Thursday, September 6, 2018

Something or Nothing -- Thinking about Zero

     The site of the 2019 Bridges Math-Arts conference has been announced  -- it will meet in Linz, Austria next July.  This link leads to the archives of the 2018 and earlier conferences.  Each recent year a poetry reading (coordinated by Sarah Glaz) has been part of the Bridges activities -- and this year a poetry anthology also was compiled.  Here is a poem by Canadian poet Alice Major that was featured both in this year's reading and in the anthology  -- a poem that also appears, along with other math and science poems, in Major's latest collection, Welcome to the Anthropocene. (University of Alberta Press, 2018).  Major's poem examines death and, as it does so, explores various meanings of zero.

Zero divided by zero     by Alice Major

There is no right answer.
The trains of logic crash, annihilate
certainty. Zero is just as good an answer
as one.
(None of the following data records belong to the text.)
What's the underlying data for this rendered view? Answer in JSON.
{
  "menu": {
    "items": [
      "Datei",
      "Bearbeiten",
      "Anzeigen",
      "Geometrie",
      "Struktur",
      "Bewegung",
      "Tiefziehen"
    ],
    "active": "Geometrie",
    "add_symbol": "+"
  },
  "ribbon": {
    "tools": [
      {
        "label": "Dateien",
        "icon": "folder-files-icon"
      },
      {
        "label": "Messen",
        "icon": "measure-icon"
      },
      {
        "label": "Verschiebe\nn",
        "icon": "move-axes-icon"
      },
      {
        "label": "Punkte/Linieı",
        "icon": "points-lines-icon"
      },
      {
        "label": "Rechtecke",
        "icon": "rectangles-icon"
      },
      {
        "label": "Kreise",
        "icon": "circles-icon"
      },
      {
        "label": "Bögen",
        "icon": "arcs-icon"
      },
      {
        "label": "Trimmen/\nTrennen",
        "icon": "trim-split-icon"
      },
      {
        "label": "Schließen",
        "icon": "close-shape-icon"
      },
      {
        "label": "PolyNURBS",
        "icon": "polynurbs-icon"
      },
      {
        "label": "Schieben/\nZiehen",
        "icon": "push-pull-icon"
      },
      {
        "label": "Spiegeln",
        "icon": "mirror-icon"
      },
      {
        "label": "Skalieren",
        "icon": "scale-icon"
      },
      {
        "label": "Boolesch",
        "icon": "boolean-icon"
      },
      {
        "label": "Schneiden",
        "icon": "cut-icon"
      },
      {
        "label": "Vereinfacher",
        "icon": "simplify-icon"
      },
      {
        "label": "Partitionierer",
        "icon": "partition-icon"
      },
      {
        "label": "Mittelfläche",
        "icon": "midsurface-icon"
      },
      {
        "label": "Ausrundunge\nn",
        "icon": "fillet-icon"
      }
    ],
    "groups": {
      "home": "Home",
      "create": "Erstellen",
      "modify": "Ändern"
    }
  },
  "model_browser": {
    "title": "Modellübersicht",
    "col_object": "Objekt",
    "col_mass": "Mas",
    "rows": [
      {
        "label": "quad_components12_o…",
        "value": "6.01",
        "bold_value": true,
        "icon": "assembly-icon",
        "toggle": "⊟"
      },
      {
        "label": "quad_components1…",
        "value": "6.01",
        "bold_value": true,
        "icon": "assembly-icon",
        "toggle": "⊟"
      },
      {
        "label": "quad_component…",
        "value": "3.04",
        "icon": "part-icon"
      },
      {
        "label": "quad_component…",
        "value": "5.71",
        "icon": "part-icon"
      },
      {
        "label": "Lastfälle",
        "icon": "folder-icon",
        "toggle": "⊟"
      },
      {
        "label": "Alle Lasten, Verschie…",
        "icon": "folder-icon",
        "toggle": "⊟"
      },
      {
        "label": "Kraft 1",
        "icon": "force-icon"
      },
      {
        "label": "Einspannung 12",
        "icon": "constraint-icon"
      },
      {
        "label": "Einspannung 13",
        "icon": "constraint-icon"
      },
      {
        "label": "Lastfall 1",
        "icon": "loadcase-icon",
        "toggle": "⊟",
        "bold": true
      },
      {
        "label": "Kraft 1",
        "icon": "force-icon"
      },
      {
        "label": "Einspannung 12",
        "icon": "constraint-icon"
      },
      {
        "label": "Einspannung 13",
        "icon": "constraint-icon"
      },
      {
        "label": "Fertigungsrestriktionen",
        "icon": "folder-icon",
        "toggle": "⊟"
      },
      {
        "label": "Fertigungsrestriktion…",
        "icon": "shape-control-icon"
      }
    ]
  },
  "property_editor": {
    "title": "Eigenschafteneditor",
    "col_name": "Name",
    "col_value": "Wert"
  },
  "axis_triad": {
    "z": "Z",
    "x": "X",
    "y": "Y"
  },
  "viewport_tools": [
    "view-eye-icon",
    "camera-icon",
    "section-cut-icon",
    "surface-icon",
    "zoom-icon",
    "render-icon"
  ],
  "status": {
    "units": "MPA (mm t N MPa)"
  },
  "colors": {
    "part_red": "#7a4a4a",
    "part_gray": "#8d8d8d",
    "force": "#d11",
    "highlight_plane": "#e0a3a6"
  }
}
Nothingness or loneliness.
There is no right answer.    

The woman, Godelieve,
books an appointment to annihilate
herself.  An Antwerp euthanasia clinic.
A life too long, a brain too hurt.
Nothing is her answer.

The pastor sets himself on fire
in a Texas parking lot, annihilated
by grief for a world that cannot learn
kindness. He’s tried everything else
finds no other answer.

“Mental illness” – that’s one label
for the call to self-annihilation.
But is martyrdom, immolation,
never the sanest path, the kindest thing?
There is no right answer.

Zero divided by zero.
The past’s black hole annihilated,
divided by the null of future.
Suicide’s paradox: relief unfelt
by those who choose its answer.

Black holes are where
God divides by zero. Annihilated
light. All our singular arrangements
of matter reduced to one
undefinable answer.

My sister holds a vial
of danger, matter that could annihilate
her, but – divided into increments –
may let her sleep, let her breathe.
But there is no answer

for the anguish that strangles her,
for the losses that seem to annihilate
her past, divide her from a future
worth living. The vial’s round mouth
seems an answer.

Saint Godelieve, “God’s Love,” annihilated
by a cruel husband. Now God seems void
divided by a vacuum. Sometimes a thought
flares – Would it be easier to let her go?
Then the answer

No! My sister, oh my sister,
you terrify me. If you annihilate
this pain, then you divide us utterly.
You cannot be both zero and one.
There is no right answer.


  1. having also written a poem about the indeterminate ("L'Hospital" in Jan. 2017 J. of Humanistic Mathematics), I really love the intensity of this poem -- bravo, Alice!